REMODELED AND ENLARGED IN 1931. IT SERVED UNTL 1953 WHEN THE PRESENT CIVIC CENTER WAS BUILT.

Hangry Planet

Just on the other side of the freeway from the national cemetery sits the Hangry Planet mini mart. It’s just a convenience store at a gas station, but it’s vegan and is very proudly making that point on its social media and, obviously, with its signage. Good on ya, I say, although you are perhaps reinforcing the stereotypes about vegans talking about being vegan.

In their parking lot over by the self-service car vacuum is this statue of Alfredina the T-Rex. A sign reads “Any visual interpretations here of Putin as a nefarious monster worthy of being consumed by Alfredina amounts to coincidental community art not necessarily reflective of the perspectives of The Hangry Planet or Tanforan Shell.” Whatever you say.

Tanforan

I’d never been to San Bruno, CA until landing at SFO last Friday and transferring to the convenient and surprisingly nice Marriott Courtyard there.

Overall, I’d say San Bruno is left off the tourist itineraries with good reason… it’s mostly nondescript housing, under the flight path, and criss-crossed by freeways and railroad tracks.

And yet… getting off the BART train I was deposited into The Shops at Tanforan, a half-empty mall. And it turns out that the mall sits on the former site of Tanforan racetrack, which in turn was the main site used to stage the detention of San Francisco’s Japanese-descended people during WWII. From there, they were transported to the Topaz internment camp. In addition to this memorial, there’s a nice interpretive display in the BART station describing the internment and its legacy.

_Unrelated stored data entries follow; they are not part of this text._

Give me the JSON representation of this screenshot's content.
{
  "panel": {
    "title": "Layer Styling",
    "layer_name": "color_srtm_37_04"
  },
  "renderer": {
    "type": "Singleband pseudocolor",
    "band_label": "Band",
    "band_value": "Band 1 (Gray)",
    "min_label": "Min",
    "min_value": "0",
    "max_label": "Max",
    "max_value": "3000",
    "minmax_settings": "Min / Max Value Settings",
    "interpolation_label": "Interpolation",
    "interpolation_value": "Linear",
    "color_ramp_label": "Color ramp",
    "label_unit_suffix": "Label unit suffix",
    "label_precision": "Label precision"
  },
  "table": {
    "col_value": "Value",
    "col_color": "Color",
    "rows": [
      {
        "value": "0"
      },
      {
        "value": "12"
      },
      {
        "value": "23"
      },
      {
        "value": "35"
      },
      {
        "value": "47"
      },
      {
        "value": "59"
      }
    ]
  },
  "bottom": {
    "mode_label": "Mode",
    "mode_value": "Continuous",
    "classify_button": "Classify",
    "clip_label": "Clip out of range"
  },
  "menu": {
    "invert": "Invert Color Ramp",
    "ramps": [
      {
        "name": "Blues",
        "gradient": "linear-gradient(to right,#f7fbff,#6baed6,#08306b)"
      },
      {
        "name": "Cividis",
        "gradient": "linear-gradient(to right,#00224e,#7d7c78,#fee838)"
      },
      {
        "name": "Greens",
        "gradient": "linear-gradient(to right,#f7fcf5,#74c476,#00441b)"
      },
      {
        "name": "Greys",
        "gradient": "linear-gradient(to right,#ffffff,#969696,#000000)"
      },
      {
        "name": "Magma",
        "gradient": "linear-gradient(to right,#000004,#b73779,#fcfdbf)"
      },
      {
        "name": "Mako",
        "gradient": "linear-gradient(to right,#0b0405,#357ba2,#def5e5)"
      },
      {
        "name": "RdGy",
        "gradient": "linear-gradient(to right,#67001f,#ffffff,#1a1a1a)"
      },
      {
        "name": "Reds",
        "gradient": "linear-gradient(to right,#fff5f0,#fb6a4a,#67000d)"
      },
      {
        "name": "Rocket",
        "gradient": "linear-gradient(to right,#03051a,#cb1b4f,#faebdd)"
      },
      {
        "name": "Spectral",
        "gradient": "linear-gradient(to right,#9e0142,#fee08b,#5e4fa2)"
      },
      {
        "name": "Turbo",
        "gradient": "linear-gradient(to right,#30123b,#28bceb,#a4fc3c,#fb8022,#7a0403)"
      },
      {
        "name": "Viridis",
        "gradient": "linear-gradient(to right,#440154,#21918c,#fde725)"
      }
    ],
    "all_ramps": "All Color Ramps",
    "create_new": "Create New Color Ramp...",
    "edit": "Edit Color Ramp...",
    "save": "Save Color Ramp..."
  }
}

At some point before starting this blog, while trawling through the used books at a Salt Lake City thrift store I found a moderately rare book about the Topaz experience. I was able to donate it to the group that was raising funds for a Topaz museum, which has since opened.

And so, while San Bruno won’t be competing with Fisherman’s Wharf for tourist dollars anytime soon, there are more reasons to visit than I would have thought at first glance. I was glad to add another serendipitous link in my chain of places and stories.

A hard case

International rules for carry-on baggage are tougher than they are on 🇺🇸 flights, and the trips are longer, so now I’m a person who checks a big roller suitcase. It feels a little weak compared to being a true road warrior, but it’s nice to have plenty of room and space to mule back a few things from Walgreens etc.

For my jet lag recovery day I’m in San Francisco, and I figured — correctly — that all they had to do was put the bag on and off one plane. Very little risk of it getting lost.

But the gremlins got me anyway! After clearing customs, about half the plane’s baggage made it out before the conveyor jammed leaving the rest of us standing around for most of an hour. It was pointed out to me that Bruce Willis would have just slid down the chute to get his own damn bag.

Tomorrow morning it’s on to the outskirts of Las Vegas for a week of standards-setting with my HL7 whānau. In this case, what happens in Vegas will stay in Vegas simply because all our friends and families are reeeaaaalllly tired of hearing about the committee meetings and keynote speeches and 3-year roadmap updates.